2013-01-23 / Features

Langston Hughes Community Library A Literary Landmark

Queens Library’s Langston Hughes Community Library and Cultural Center will be nationally recognized on Saturday, February 9 as a Literary Landmark by United for Libraries. It is the first public institution named for the famed poet/author of the Harlem Renaissance. A plaque will be placed in the library at 100- 01 Northern Blvd., in East Elmhurst during the annual Langston Hughes Celebration. The community is invited, admission is free.

In her letter to Queens Library CEO Thomas W. Galante, United for Libraries Executive Director Sally G. Reed said, “I am most pleased that you’ve applied for this designation for a man who had such significant impact on African-American literature and American literature generally.”

Hughes wrote more than 860 poems in his lifetime, and was heralded as an author of short stories, plays, essays, anthologies and as a journalist from the 1920s until his death in 1967.

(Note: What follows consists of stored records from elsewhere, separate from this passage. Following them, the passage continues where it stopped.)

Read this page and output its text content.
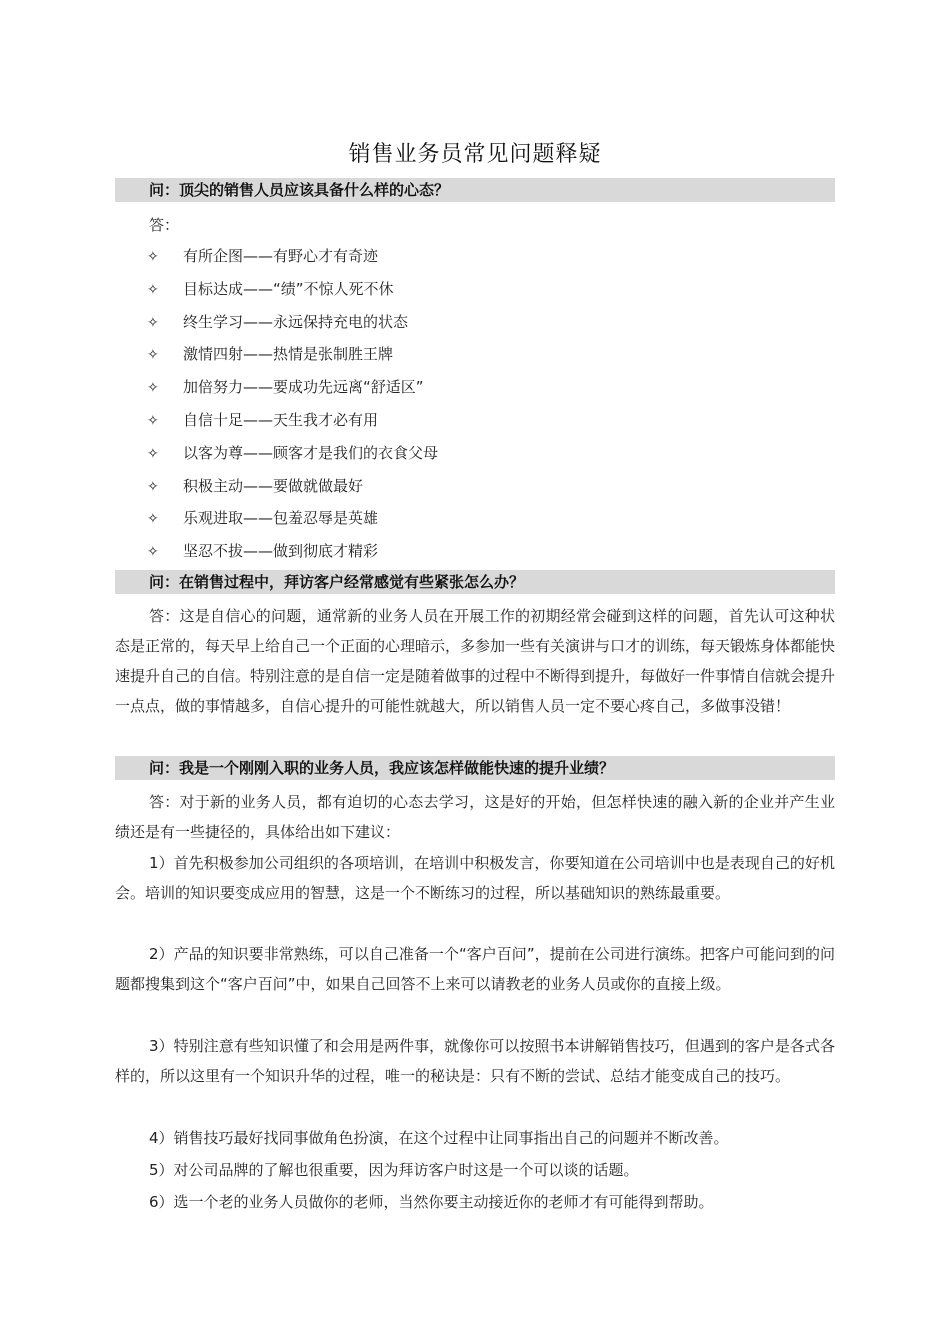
销售业务员常见问题释疑
问：顶尖的销售人员应该具备什么样的心态？
答：
✧ 有所企图——有野心才有奇迹
✧ 目标达成——“绩”不惊人死不休
✧ 终生学习——永远保持充电的状态
✧ 激情四射——热情是张制胜王牌
✧ 加倍努力——要成功先远离“舒适区”
✧ 自信十足——天生我才必有用
✧ 以客为尊——顾客才是我们的衣食父母
✧ 积极主动——要做就做最好
✧ 乐观进取——包羞忍辱是英雄
✧ 坚忍不拔——做到彻底才精彩
问：在销售过程中，拜访客户经常感觉有些紧张怎么办？

答：这是自信心的问题，通常新的业务人员在开展工作的初期经常会碰到这样的问题，首先认可这种状态是正常的，每天早上给自己一个正面的心理暗示，多参加一些有关演讲与口才的训练，每天锻炼身体都能快速提升自己的自信。特别注意的是自信一定是随着做事的过程中不断得到提升，每做好一件事情自信就会提升一点点，做的事情越多，自信心提升的可能性就越大，所以销售人员一定不要心疼自己，多做事没错！

问：我是一个刚刚入职的业务人员，我应该怎样做能快速的提升业绩？

答：对于新的业务人员，都有迫切的心态去学习，这是好的开始，但怎样快速的融入新的企业并产生业绩还是有一些捷径的，具体给出如下建议：

1）首先积极参加公司组织的各项培训，在培训中积极发言，你要知道在公司培训中也是表现自己的好机会。培训的知识要变成应用的智慧，这是一个不断练习的过程，所以基础知识的熟练最重要。

2）产品的知识要非常熟练，可以自己准备一个“客户百问”，提前在公司进行演练。把客户可能问到的问题都搜集到这个“客户百问”中，如果自己回答不上来可以请教老的业务人员或你的直接上级。

3）特别注意有些知识懂了和会用是两件事，就像你可以按照书本讲解销售技巧，但遇到的客户是各式各样的，所以这里有一个知识升华的过程，唯一的秘诀是：只有不断的尝试、总结才能变成自己的技巧。

4）销售技巧最好找同事做角色扮演，在这个过程中让同事指出自己的问题并不断改善。

5）对公司品牌的了解也很重要，因为拜访客户时这是一个可以谈的话题。

6）选一个老的业务人员做你的老师，当然你要主动接近你的老师才有可能得到帮助。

Picture of James Mercer Langston Hughes taken in 1936. Picture of James Mercer Langston Hughes taken in 1936. Although Hughes lived in Harlem, the library was named in his honor in 1969 when it opened for public service. Langston Hughes Community Library is home of the Black Heritage Reference Center of Queens County, housing New York state’s largest public circulating collection of print and non-print material on the Black experience. This collection is now estimated at over 45,000 titles, including approximately 1,000 volumes of theses and dissertations on Black literature.

The plaque presentation will be part of the 28th annual Langston Hughes Celebration. It will be made by Rocco Staino, United for Libraries board member emeritus and director of the Empire State Center for the Book.

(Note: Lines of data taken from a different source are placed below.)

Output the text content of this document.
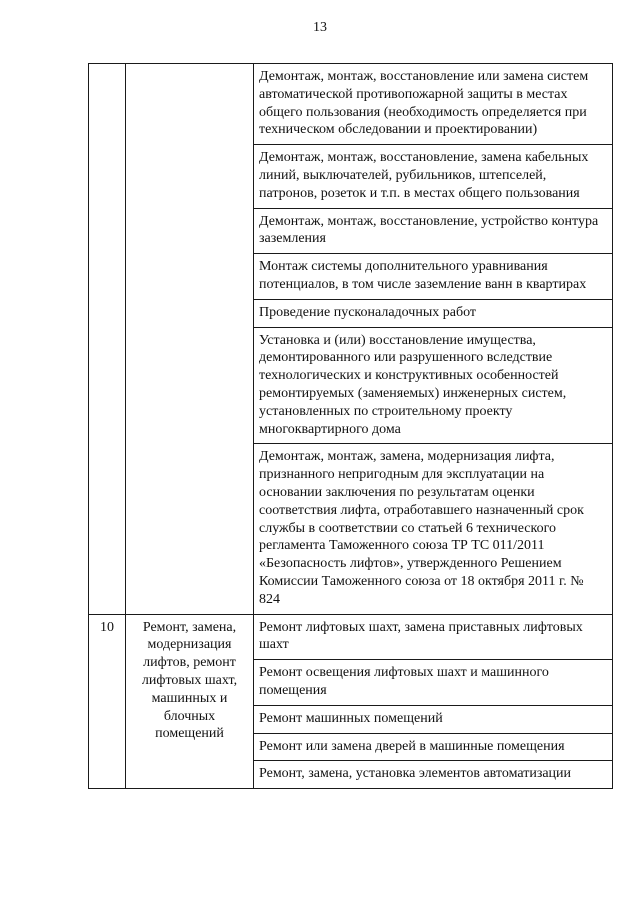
13
		Демонтаж, монтаж, восстановление или замена систем автоматической противопожарной защиты в местах общего пользования (необходимость определяется при техническом обследовании и проектировании)
		Демонтаж, монтаж, восстановление, замена кабельных линий, выключателей, рубильников, штепселей, патронов, розеток и т.п. в местах общего пользования
		Демонтаж, монтаж, восстановление, устройство контура заземления
		Монтаж системы дополнительного уравнивания потенциалов, в том числе заземление ванн в квартирах
		Проведение пусконаладочных работ
		Установка и (или) восстановление имущества, демонтированного или разрушенного вследствие технологических и конструктивных особенностей ремонтируемых (заменяемых) инженерных систем, установленных по строительному проекту многоквартирного дома
		Демонтаж, монтаж, замена, модернизация лифта, признанного непригодным для эксплуатации на основании заключения по результатам оценки соответствия лифта, отработавшего назначенный срок службы в соответствии со статьей 6 технического регламента Таможенного союза ТР ТС 011/2011 «Безопасность лифтов», утвержденного Решением Комиссии Таможенного союза от 18 октября 2011 г. № 824
10	Ремонт, замена, модернизация лифтов, ремонт лифтовых шахт, машинных и блочных помещений	Ремонт лифтовых шахт, замена приставных лифтовых шахт
		Ремонт освещения лифтовых шахт и машинного помещения
		Ремонт машинных помещений
		Ремонт или замена дверей в машинные помещения
		Ремонт, замена, установка элементов автоматизации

There will be an 11 a.m. screening of the biographical film, Hughes Dream Harlem by Darralyn Hudson; a plaque presentation by Rocco Staino and a lecture by author Jamal Joseph with a special musical rendition of Hughes’ poem “The Negro Speaks of Rivers” by the IMPACT Performing Ensemble, beginning at noon; at 1 p.m., “The Jacob Lawrence Migration Series” by MoMA staff member Marcia Garcia; a lecture on Langston Hughes and the Harlem Renaissance by historian Rashidah Ismaili Abu Bakr at 3:30 p.m.; Queens Borough President Helen M. Marshall will present six scholarships for African American Heritage Month at 4 p.m.; and at 4:30 p.m. there will be a musical performance, “Music from the Mind of the Trumpet” by Eddie Allen and Friends.

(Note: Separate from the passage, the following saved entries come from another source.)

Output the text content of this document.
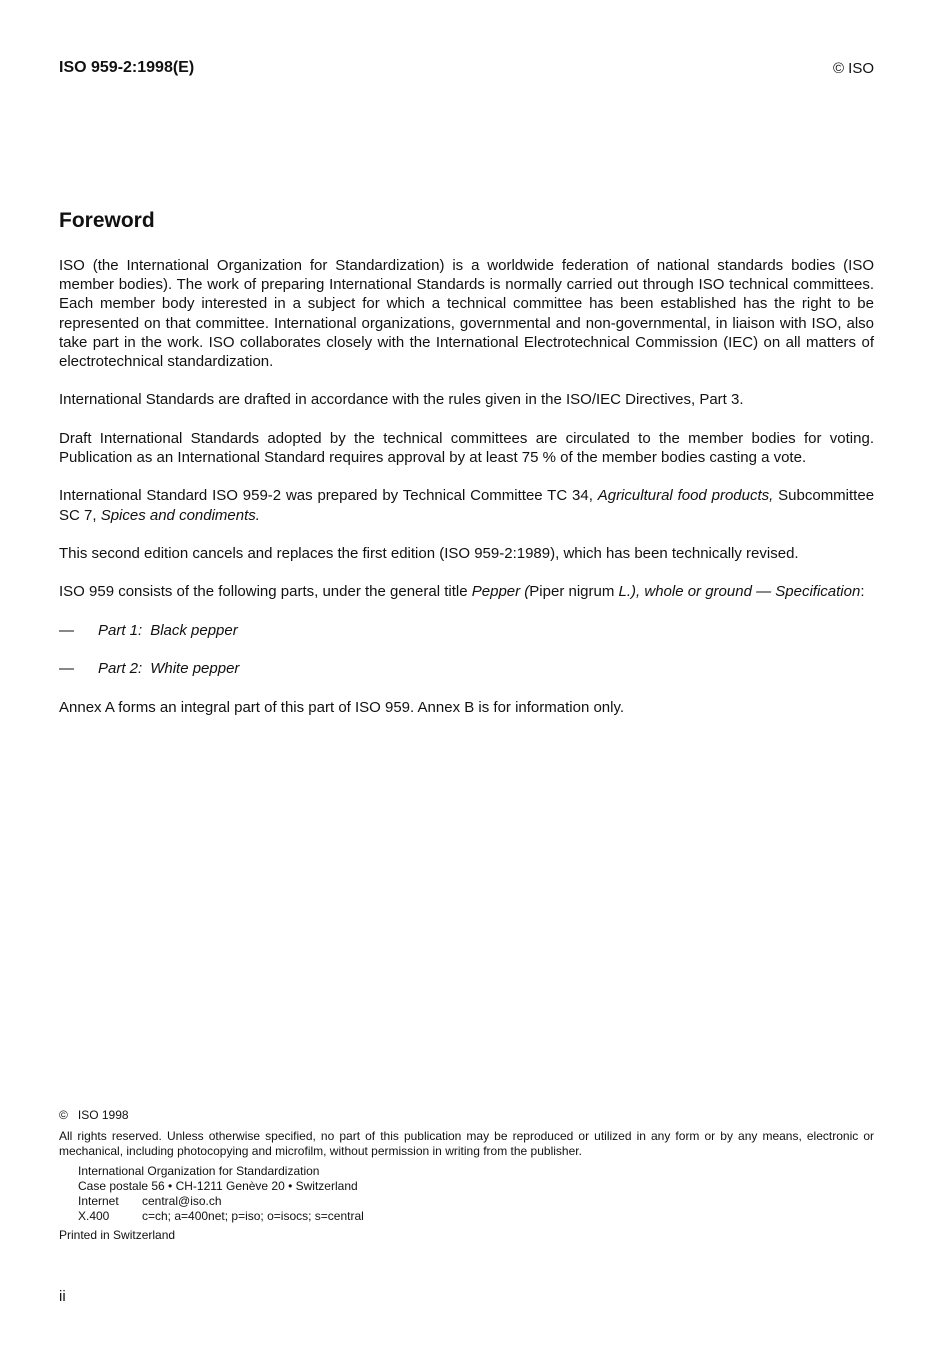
ISO 959-2:1998(E)	© ISO
Foreword

ISO (the International Organization for Standardization) is a worldwide federation of national standards bodies (ISO member bodies). The work of preparing International Standards is normally carried out through ISO technical committees. Each member body interested in a subject for which a technical committee has been established has the right to be represented on that committee. International organizations, governmental and non-governmental, in liaison with ISO, also take part in the work. ISO collaborates closely with the International Electrotechnical Commission (IEC) on all matters of electrotechnical standardization.

International Standards are drafted in accordance with the rules given in the ISO/IEC Directives, Part 3.

Draft International Standards adopted by the technical committees are circulated to the member bodies for voting. Publication as an International Standard requires approval by at least 75 % of the member bodies casting a vote.

International Standard ISO 959-2 was prepared by Technical Committee TC 34, Agricultural food products, Subcommittee SC 7, Spices and condiments.

This second edition cancels and replaces the first edition (ISO 959-2:1989), which has been technically revised.

ISO 959 consists of the following parts, under the general title Pepper (Piper nigrum L.), whole or ground — Specification:

—	Part 1: Black pepper
—	Part 2: White pepper

Annex A forms an integral part of this part of ISO 959. Annex B is for information only.

© ISO 1998
All rights reserved. Unless otherwise specified, no part of this publication may be reproduced or utilized in any form or by any means, electronic or mechanical, including photocopying and microfilm, without permission in writing from the publisher.
International Organization for Standardization
Case postale 56 • CH-1211 Genève 20 • Switzerland
Internet central@iso.ch
X.400	c=ch; a=400net; p=iso; o=isocs; s=central
Printed in Switzerland
ii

The library was founded by residents of the Corona-East Elmhurst community. They formed the Library Action Committee of Corona-East Elmhurst, Inc. and operated the library’s daily operations from 1969 through 1987 as a “federally funded special project of Queens Library”. In 1987, Langston Hughes Community Library and Cultural Center gained full status and the responsibility of the library shifted to Queens Library. The Library Action Committee still has responsibility for funding and operating the after-school Homework Assistance Program and the Cultural Arts Program.